输出结果（程序中reduce 方法，将窗口中第一条和最后一条数据的id，都放到 Event中）如下：

与测试数据对应

5、说明

　　很多人会错误的以为，窗口时间的开始时间会是程序启动（初始化）的时间。事实上，窗口（以TumblingEventTimeWindows为例）的定义有两个重载的方法：包含两个参数，窗口的长度和窗口的offset（默认为0）　

源码：org.apache.flink.streaming.api.windowing.assigners.TumblingEventTimeWindows ：　

@PublicEvolving

public class TumblingEventTimeWindows extends WindowAssigner<Object, TimeWindow> {

    private static final long serialVersionUID = 1L;

    private final long size;

    private final long offset;

    protected TumblingEventTimeWindows(long size, long offset) {

        if (Math.abs(offset) >= size) {

            throw new IllegalArgumentException("TumblingEventTimeWindows parameters must satisfy abs(offset) < size");

        }

        this.size = size;

        this.offset = offset;

    }

    @Override

    public Collection<TimeWindow> assignWindows(Object element, long timestamp, WindowAssignerContext context) {

        if (timestamp > Long.MIN_VALUE) {

            // Long.MIN_VALUE is currently assigned when no timestamp is present

            long start = TimeWindow.getWindowStartWithOffset(timestamp, offset, size);

            System.out.println("start : " + start + ", end : " + (start+size));

            String startStr =new SimpleDateFormat("yyyy-MM-dd HH:mm:ss.SSS").format(start);

            String endStar =new SimpleDateFormat("yyyy-MM-dd HH:mm:ss.SSS").format(start + size);

            System.out.println("window start: " + new SimpleDateFormat("yyyy-MM-dd HH:mm:ss.SSS").format(start));

            System.out.println("window end: " + new SimpleDateFormat("yyyy-MM-dd HH:mm:ss.SSS").format(start + size));

            return Collections.singletonList(new TimeWindow(start, start + size));

        } else {

            throw new RuntimeException("Record has Long.MIN_VALUE timestamp (= no timestamp marker). " +

                    "Is the time characteristic set to 'ProcessingTime', or did you forget to call " +

                    "'DataStream.assignTimestampsAndWatermarks(...)'?");

        }

    }/**

     * Creates a new {@code TumblingEventTimeWindows} {@link WindowAssigner} that assigns

     * elements to time windows based on the element timestamp.

     *

     * @param size The size of the generated windows.
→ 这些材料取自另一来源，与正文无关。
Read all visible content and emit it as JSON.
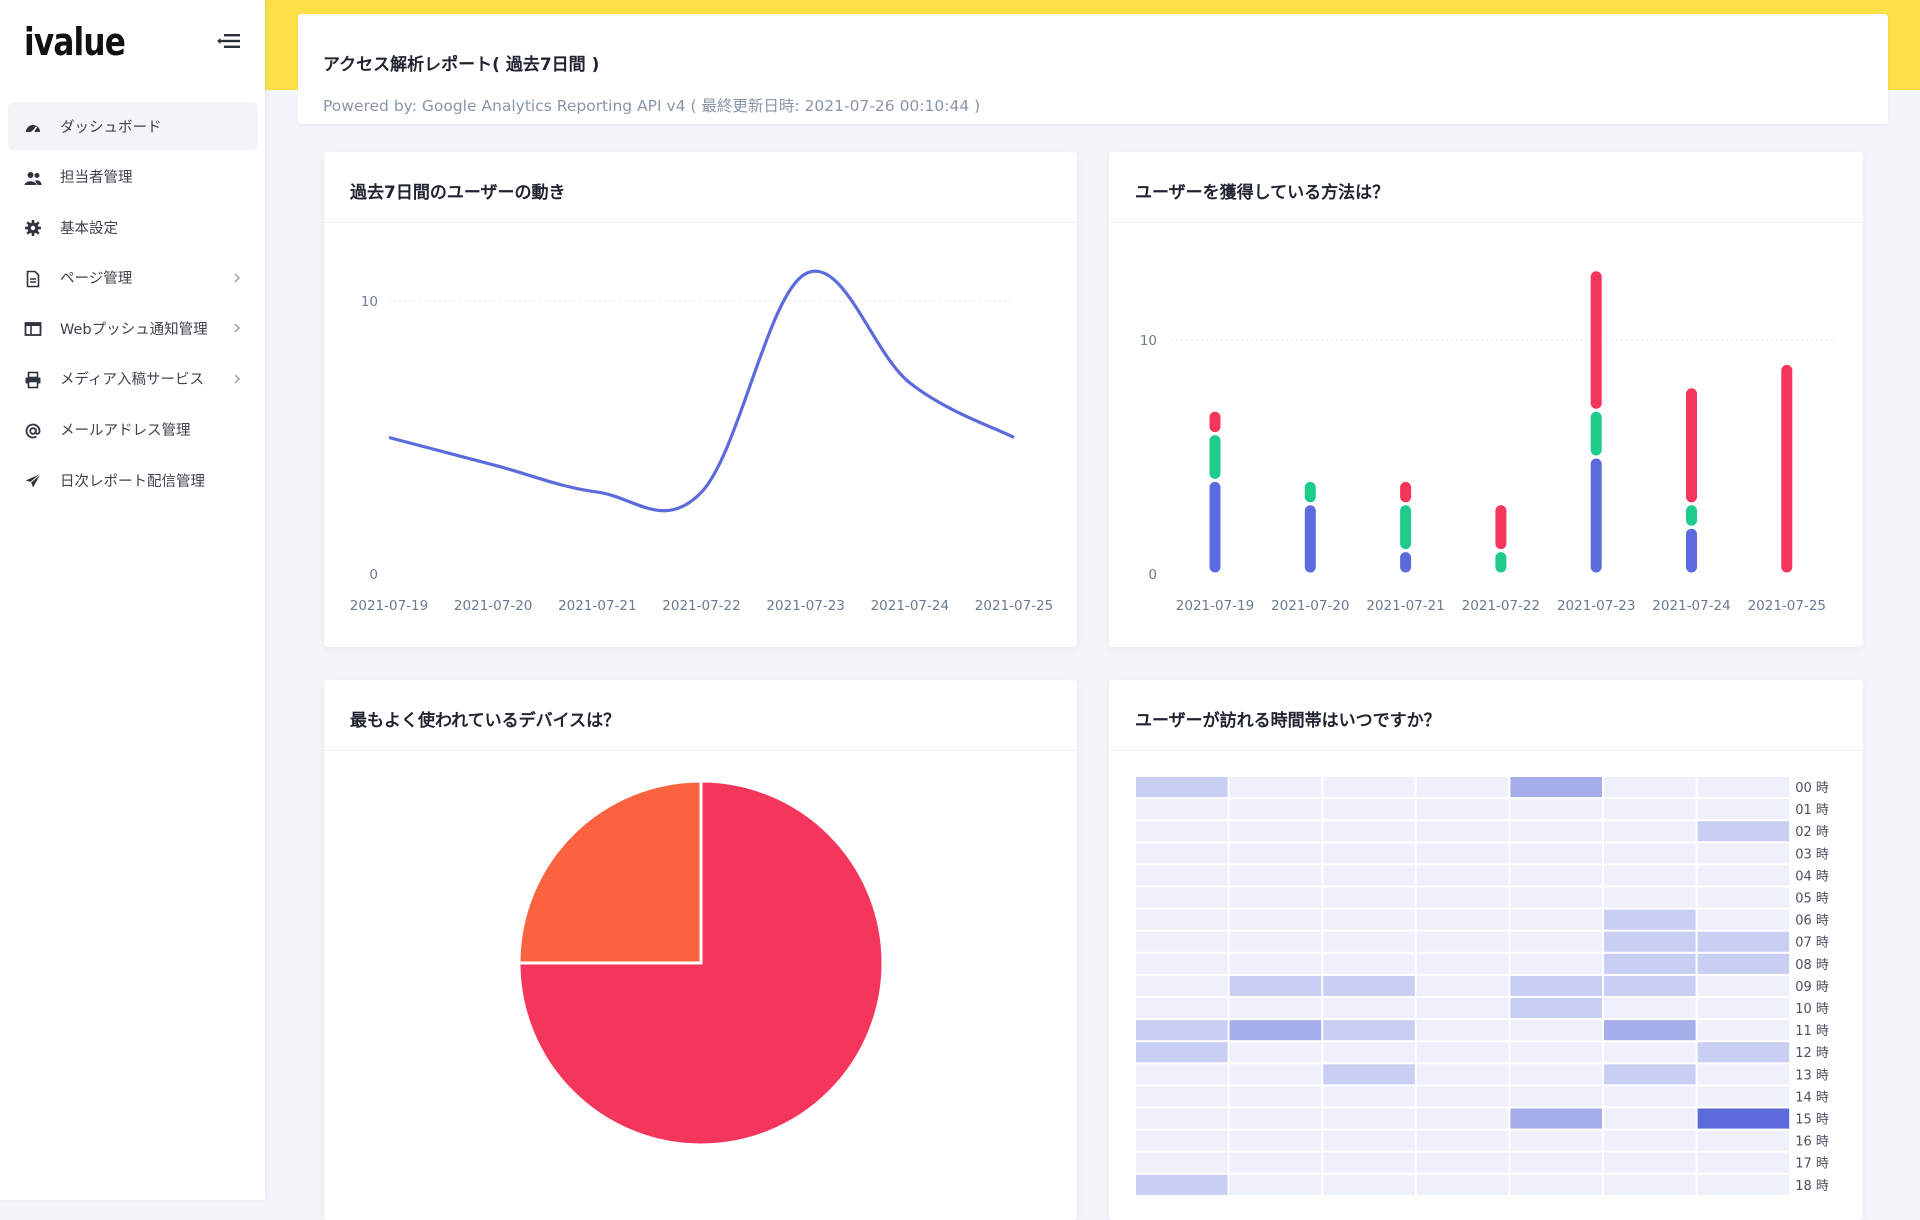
{
  "brand": {
    "logo_text": "ivalue"
  },
  "sidebar": {
    "items": [
      {
        "label": "ダッシュボード",
        "icon": "speedometer-icon",
        "active": true,
        "has_children": false
      },
      {
        "label": "担当者管理",
        "icon": "users-icon",
        "active": false,
        "has_children": false
      },
      {
        "label": "基本設定",
        "icon": "gear-icon",
        "active": false,
        "has_children": false
      },
      {
        "label": "ページ管理",
        "icon": "document-icon",
        "active": false,
        "has_children": true
      },
      {
        "label": "Webプッシュ通知管理",
        "icon": "window-icon",
        "active": false,
        "has_children": true
      },
      {
        "label": "メディア入稿サービス",
        "icon": "printer-icon",
        "active": false,
        "has_children": true
      },
      {
        "label": "メールアドレス管理",
        "icon": "at-sign-icon",
        "active": false,
        "has_children": false
      },
      {
        "label": "日次レポート配信管理",
        "icon": "paper-plane-icon",
        "active": false,
        "has_children": false
      }
    ]
  },
  "header": {
    "title": "アクセス解析レポート( 過去7日間 )",
    "subtitle": "Powered by: Google Analytics Reporting API v4 ( 最終更新日時: 2021-07-26 00:10:44 )"
  },
  "colors": {
    "topbar": "#fde047",
    "line": "#5b6bdb",
    "bar_blue": "#5b6bdb",
    "bar_green": "#1ecb8b",
    "bar_red": "#f5365c",
    "pie_red": "#f5365c",
    "pie_orange": "#fb6340",
    "heat_base": "#eef0fb",
    "heat_max": "#5b6bdb"
  },
  "cards": {
    "line_title": "過去7日間のユーザーの動き",
    "bar_title": "ユーザーを獲得している方法は？",
    "pie_title": "最もよく使われているデバイスは？",
    "heatmap_title": "ユーザーが訪れる時間帯はいつですか？"
  },
  "chart_data": [
    {
      "type": "line",
      "title": "過去7日間のユーザーの動き",
      "categories": [
        "2021-07-19",
        "2021-07-20",
        "2021-07-21",
        "2021-07-22",
        "2021-07-23",
        "2021-07-24",
        "2021-07-25"
      ],
      "series": [
        {
          "values": [
            5,
            4,
            3,
            3,
            11,
            7,
            5
          ]
        }
      ],
      "yticks": [
        0,
        10
      ],
      "ylim": [
        0,
        10.5
      ]
    },
    {
      "type": "bar",
      "title": "ユーザーを獲得している方法は？",
      "stacked": true,
      "categories": [
        "2021-07-19",
        "2021-07-20",
        "2021-07-21",
        "2021-07-22",
        "2021-07-23",
        "2021-07-24",
        "2021-07-25"
      ],
      "series": [
        {
          "values": [
            4,
            3,
            1,
            0,
            5,
            2,
            0
          ]
        },
        {
          "values": [
            2,
            1,
            2,
            1,
            2,
            1,
            0
          ]
        },
        {
          "values": [
            1,
            0,
            1,
            2,
            6,
            5,
            9
          ]
        }
      ],
      "yticks": [
        0,
        10
      ],
      "ylim": [
        0,
        13.5
      ]
    },
    {
      "type": "pie",
      "title": "最もよく使われているデバイスは？",
      "series": [
        {
          "values": [
            75,
            25
          ]
        }
      ]
    },
    {
      "type": "heatmap",
      "title": "ユーザーが訪れる時間帯はいつですか？",
      "rows": [
        "00 時",
        "01 時",
        "02 時",
        "03 時",
        "04 時",
        "05 時",
        "06 時",
        "07 時",
        "08 時",
        "09 時",
        "10 時",
        "11 時",
        "12 時",
        "13 時",
        "14 時",
        "15 時",
        "16 時",
        "17 時",
        "18 時"
      ],
      "columns": 7,
      "values": [
        [
          2,
          0,
          0,
          0,
          4,
          0,
          0
        ],
        [
          0,
          0,
          0,
          0,
          0,
          0,
          0
        ],
        [
          0,
          0,
          0,
          0,
          0,
          0,
          2
        ],
        [
          0,
          0,
          0,
          0,
          0,
          0,
          0
        ],
        [
          0,
          0,
          0,
          0,
          0,
          0,
          0
        ],
        [
          0,
          0,
          0,
          0,
          0,
          0,
          0
        ],
        [
          0,
          0,
          0,
          0,
          0,
          2,
          0
        ],
        [
          0,
          0,
          0,
          0,
          0,
          2,
          2
        ],
        [
          0,
          0,
          0,
          0,
          0,
          2,
          2
        ],
        [
          0,
          2,
          2,
          0,
          2,
          2,
          0
        ],
        [
          0,
          0,
          0,
          0,
          2,
          0,
          0
        ],
        [
          2,
          4,
          2,
          0,
          0,
          4,
          0
        ],
        [
          2,
          0,
          0,
          0,
          0,
          0,
          2
        ],
        [
          0,
          0,
          2,
          0,
          0,
          2,
          0
        ],
        [
          0,
          0,
          0,
          0,
          0,
          0,
          0
        ],
        [
          0,
          0,
          0,
          0,
          4,
          0,
          8
        ],
        [
          0,
          0,
          0,
          0,
          0,
          0,
          0
        ],
        [
          0,
          0,
          0,
          0,
          0,
          0,
          0
        ],
        [
          2,
          0,
          0,
          0,
          0,
          0,
          0
        ]
      ]
    }
  ]
}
     * @return The time policy.

     */

    public static TumblingEventTimeWindows of(Time size) {

        return new TumblingEventTimeWindows(size.toMilliseconds(), 0);

    }

    /**

     * Creates a new {@code TumblingEventTimeWindows} {@link WindowAssigner} that assigns

     * elements to time windows based on the element timestamp and offset.

     *

     * <p>For example, if you want window a stream by hour,but window begins at the 15th minutes

     * of each hour, you can use {@code of(Time.hours(1),Time.minutes(15))},then you will get

     * time windows start at 0:15:00,1:15:00,2:15:00,etc.

     *

     * <p>Rather than that,if you are living in somewhere which is not using UTC±00:00 time,

     * such as China which is using UTC+08:00,and you want a time window with size of one day,

     * and window begins at every 00:00:00 of local time,you may use {@code of(Time.days(1),Time.hours(-8))}.
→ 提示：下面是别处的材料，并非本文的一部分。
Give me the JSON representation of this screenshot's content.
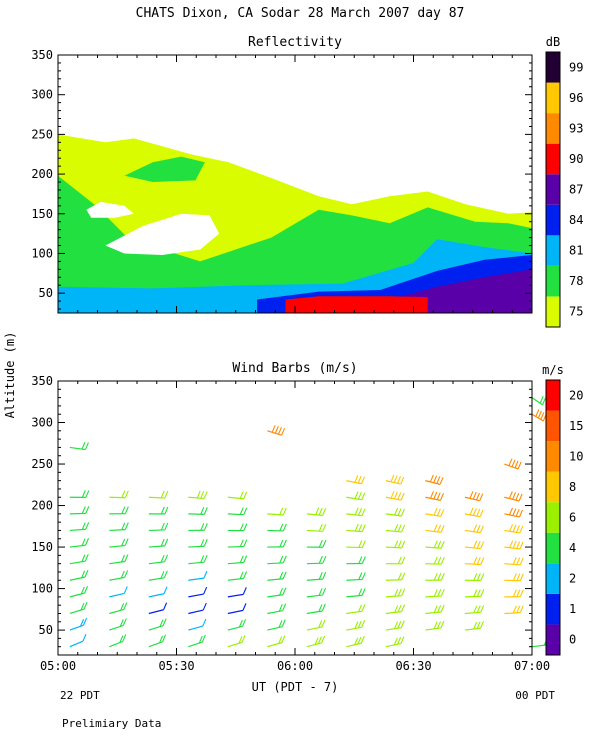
{
  "header": {
    "title": "CHATS Dixon, CA   Sodar   28 March 2007   day  87",
    "shared_ylabel": "Altitude (m)",
    "xlabel": "UT  (PDT - 7)",
    "start_label": "22 PDT",
    "end_label": "00 PDT",
    "footer": "Prelimiary Data"
  },
  "chart_data": [
    {
      "type": "heatmap",
      "title": "Reflectivity",
      "ylim": [
        25,
        350
      ],
      "yticks": [
        50,
        100,
        150,
        200,
        250,
        300,
        350
      ],
      "xlim": [
        "05:00",
        "07:00"
      ],
      "xtick_labels": [
        "05:00",
        "05:30",
        "06:00",
        "06:30",
        "07:00"
      ],
      "colorbar_unit": "dB",
      "colorbar_levels": [
        "75",
        "78",
        "81",
        "84",
        "87",
        "90",
        "93",
        "96",
        "99"
      ],
      "colorbar_colors": [
        "#d9fc00",
        "#22e040",
        "#00b4f8",
        "#0020f0",
        "#5a00a8",
        "#ff0000",
        "#ff8a00",
        "#ffc800",
        "#220033"
      ],
      "layers": [
        {
          "level": "75 dB",
          "color": "#d9fc00",
          "top_profile": [
            [
              0,
              250
            ],
            [
              5,
              245
            ],
            [
              10,
              240
            ],
            [
              16,
              245
            ],
            [
              22,
              235
            ],
            [
              28,
              225
            ],
            [
              36,
              215
            ],
            [
              45,
              195
            ],
            [
              55,
              172
            ],
            [
              62,
              162
            ],
            [
              70,
              172
            ],
            [
              78,
              178
            ],
            [
              86,
              162
            ],
            [
              95,
              150
            ],
            [
              100,
              152
            ]
          ]
        },
        {
          "level": "78 dB",
          "color": "#22e040",
          "top_profile": [
            [
              0,
              198
            ],
            [
              8,
              160
            ],
            [
              15,
              118
            ],
            [
              30,
              90
            ],
            [
              45,
              120
            ],
            [
              55,
              155
            ],
            [
              62,
              148
            ],
            [
              70,
              138
            ],
            [
              78,
              158
            ],
            [
              88,
              140
            ],
            [
              95,
              138
            ],
            [
              100,
              132
            ]
          ]
        },
        {
          "level": "81 dB",
          "color": "#00b4f8",
          "top_profile": [
            [
              0,
              58
            ],
            [
              20,
              56
            ],
            [
              40,
              60
            ],
            [
              60,
              62
            ],
            [
              75,
              88
            ],
            [
              80,
              118
            ],
            [
              90,
              108
            ],
            [
              100,
              100
            ]
          ]
        },
        {
          "level": "84 dB",
          "color": "#0020f0",
          "top_profile": [
            [
              42,
              42
            ],
            [
              55,
              52
            ],
            [
              68,
              54
            ],
            [
              80,
              78
            ],
            [
              90,
              92
            ],
            [
              100,
              98
            ]
          ]
        },
        {
          "level": "87 dB",
          "color": "#5a00a8",
          "top_profile": [
            [
              70,
              42
            ],
            [
              80,
              58
            ],
            [
              90,
              70
            ],
            [
              100,
              80
            ]
          ]
        },
        {
          "level": "90 dB",
          "color": "#ff0000",
          "top_profile": [
            [
              48,
              42
            ],
            [
              55,
              46
            ],
            [
              70,
              46
            ],
            [
              78,
              45
            ]
          ]
        }
      ],
      "blank_regions": [
        "near 300 m at ~05:10",
        "around 110-150 m at 05:15-05:40",
        "around 150-165 m near 05:10"
      ]
    },
    {
      "type": "scatter",
      "title": "Wind Barbs (m/s)",
      "ylim": [
        20,
        350
      ],
      "yticks": [
        50,
        100,
        150,
        200,
        250,
        300,
        350
      ],
      "xlim": [
        "05:00",
        "07:00"
      ],
      "xtick_labels": [
        "05:00",
        "05:30",
        "06:00",
        "06:30",
        "07:00"
      ],
      "colorbar_unit": "m/s",
      "colorbar_levels": [
        "0",
        "1",
        "2",
        "4",
        "6",
        "8",
        "10",
        "15",
        "20"
      ],
      "colorbar_colors": [
        "#5a00a8",
        "#0020f0",
        "#00b4f8",
        "#22e040",
        "#9af000",
        "#ffc800",
        "#ff8a00",
        "#ff5500",
        "#ff0000"
      ],
      "times": [
        "05:03",
        "05:13",
        "05:23",
        "05:33",
        "05:43",
        "05:53",
        "06:03",
        "06:13",
        "06:23",
        "06:33",
        "06:43",
        "06:53",
        "07:00"
      ],
      "altitudes": [
        30,
        50,
        70,
        90,
        110,
        130,
        150,
        170,
        190,
        210,
        230,
        250,
        270,
        290,
        310,
        330
      ],
      "speed_columns": [
        [
          3.5,
          4,
          5,
          5.5,
          6,
          6,
          6.5,
          7,
          7,
          null,
          null,
          null,
          5
        ],
        [
          3.8,
          4,
          5,
          3,
          5,
          5,
          6,
          6.5,
          6.5,
          7,
          7.5,
          null,
          null
        ],
        [
          4,
          5,
          1.5,
          1,
          1,
          5,
          4,
          6,
          6.5,
          7,
          7.5,
          8,
          null
        ],
        [
          4,
          2,
          3.5,
          1,
          1,
          4,
          4,
          5,
          6.5,
          7,
          7.5,
          8,
          null
        ],
        [
          4,
          5,
          5,
          3,
          4,
          4,
          4,
          5,
          6,
          7,
          7.5,
          8.5,
          null
        ],
        [
          4,
          4.5,
          5,
          5,
          4,
          4,
          5,
          5.5,
          6,
          7.5,
          8,
          8.5,
          null
        ],
        [
          5,
          4.5,
          5,
          5,
          5,
          5.5,
          5.5,
          6,
          6.5,
          7.5,
          8,
          9,
          null
        ],
        [
          5,
          4.5,
          5,
          5,
          5,
          5.5,
          6,
          6.5,
          7,
          8,
          8.5,
          9,
          null
        ],
        [
          5.5,
          5,
          5,
          5,
          5.5,
          6,
          6.5,
          7,
          7.5,
          8,
          9,
          10,
          null
        ],
        [
          5.5,
          6,
          6,
          6.5,
          6,
          null,
          null,
          7.5,
          9,
          10,
          11,
          11,
          null
        ],
        [
          null,
          null,
          null,
          null,
          null,
          null,
          null,
          8,
          9,
          10,
          null,
          null,
          null
        ],
        [
          null,
          null,
          null,
          null,
          null,
          null,
          null,
          null,
          null,
          null,
          null,
          12,
          null
        ],
        [
          5,
          null,
          null,
          null,
          null,
          null,
          null,
          null,
          null,
          null,
          null,
          null,
          null
        ],
        [
          null,
          null,
          null,
          null,
          null,
          10,
          null,
          null,
          null,
          null,
          null,
          null,
          null
        ],
        [
          null,
          null,
          null,
          null,
          null,
          null,
          null,
          null,
          null,
          null,
          null,
          null,
          10
        ],
        [
          null,
          null,
          null,
          null,
          null,
          null,
          null,
          null,
          null,
          null,
          null,
          null,
          4
        ]
      ]
    }
  ]
}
     * The parameter of offset is {@code Time.hours(-8))} since UTC+08:00 is 8 hours earlier than UTC time.

     *

     * @param size The size of the generated windows.

     * @param offset The offset which window start would be shifted by.
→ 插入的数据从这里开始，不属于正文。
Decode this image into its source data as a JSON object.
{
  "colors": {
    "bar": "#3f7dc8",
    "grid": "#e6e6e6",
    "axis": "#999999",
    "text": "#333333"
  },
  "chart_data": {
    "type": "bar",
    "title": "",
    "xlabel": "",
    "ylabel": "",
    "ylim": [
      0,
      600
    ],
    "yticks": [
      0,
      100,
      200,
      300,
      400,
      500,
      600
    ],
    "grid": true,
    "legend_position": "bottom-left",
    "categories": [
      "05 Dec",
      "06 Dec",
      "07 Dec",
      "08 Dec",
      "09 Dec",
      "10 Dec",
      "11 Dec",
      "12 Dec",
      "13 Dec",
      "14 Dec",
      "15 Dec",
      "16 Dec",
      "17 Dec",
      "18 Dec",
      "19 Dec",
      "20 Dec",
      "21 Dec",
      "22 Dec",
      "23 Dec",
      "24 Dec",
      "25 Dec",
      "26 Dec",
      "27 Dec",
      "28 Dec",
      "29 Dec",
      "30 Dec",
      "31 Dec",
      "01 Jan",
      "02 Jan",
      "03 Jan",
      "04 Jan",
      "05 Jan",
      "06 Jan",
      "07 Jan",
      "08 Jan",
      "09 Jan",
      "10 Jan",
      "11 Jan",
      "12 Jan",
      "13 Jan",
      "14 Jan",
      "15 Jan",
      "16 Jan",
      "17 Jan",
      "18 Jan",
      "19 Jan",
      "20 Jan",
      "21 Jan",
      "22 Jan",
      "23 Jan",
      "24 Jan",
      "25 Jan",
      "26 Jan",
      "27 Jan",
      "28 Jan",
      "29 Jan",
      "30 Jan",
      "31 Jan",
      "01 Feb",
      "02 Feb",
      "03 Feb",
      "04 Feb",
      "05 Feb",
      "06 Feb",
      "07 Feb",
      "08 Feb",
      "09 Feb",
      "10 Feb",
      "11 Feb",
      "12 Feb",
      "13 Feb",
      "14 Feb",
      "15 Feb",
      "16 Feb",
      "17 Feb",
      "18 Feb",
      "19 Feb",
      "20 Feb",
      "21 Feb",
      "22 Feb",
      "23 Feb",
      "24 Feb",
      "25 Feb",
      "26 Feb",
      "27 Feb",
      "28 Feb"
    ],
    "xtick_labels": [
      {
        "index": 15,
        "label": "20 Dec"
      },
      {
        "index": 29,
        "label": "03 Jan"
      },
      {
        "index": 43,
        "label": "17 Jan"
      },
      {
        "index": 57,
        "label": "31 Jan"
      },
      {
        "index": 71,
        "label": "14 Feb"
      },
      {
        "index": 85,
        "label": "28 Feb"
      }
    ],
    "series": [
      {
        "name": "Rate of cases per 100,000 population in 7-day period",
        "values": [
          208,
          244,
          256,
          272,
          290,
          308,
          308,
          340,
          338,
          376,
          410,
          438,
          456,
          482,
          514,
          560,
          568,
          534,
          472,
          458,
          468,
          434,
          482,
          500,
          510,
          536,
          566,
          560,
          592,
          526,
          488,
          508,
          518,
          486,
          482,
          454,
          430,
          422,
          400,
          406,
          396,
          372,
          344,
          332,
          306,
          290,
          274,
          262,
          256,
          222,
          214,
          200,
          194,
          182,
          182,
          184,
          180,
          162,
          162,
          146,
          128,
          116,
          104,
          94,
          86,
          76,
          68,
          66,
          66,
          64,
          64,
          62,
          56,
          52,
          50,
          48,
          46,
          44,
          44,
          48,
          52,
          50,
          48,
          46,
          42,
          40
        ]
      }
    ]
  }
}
     * @return The time policy.

     */

    public static TumblingEventTimeWindows of(Time size, Time offset) {

        return new TumblingEventTimeWindows(size.toMilliseconds(), offset.toMilliseconds());

    }

}

每条数据都会触发： assignWindows 方法

计算函数如下：

public static long getWindowStartWithOffset(long timestamp, long offset, long windowSize) {

        return timestamp - (timestamp - offset + windowSize) % windowSize;

    }

dubug 如下：

　　6、特别说明

　　　　FLink 1.6.3/1.7.1/1.7.2 在 TumblingEventTimeWindows 构造器上有个bug：offset 不能小于0，但是of 方法中又说明，可以使用： of(Time.days(1),Time.hours(-8)) 表示在中国的 0 点开始的一天窗口。

JIRA ：FLINK-11326 ，jira 上注明1.8.0 修复。(我本来准备提个bug的，有人先下手了)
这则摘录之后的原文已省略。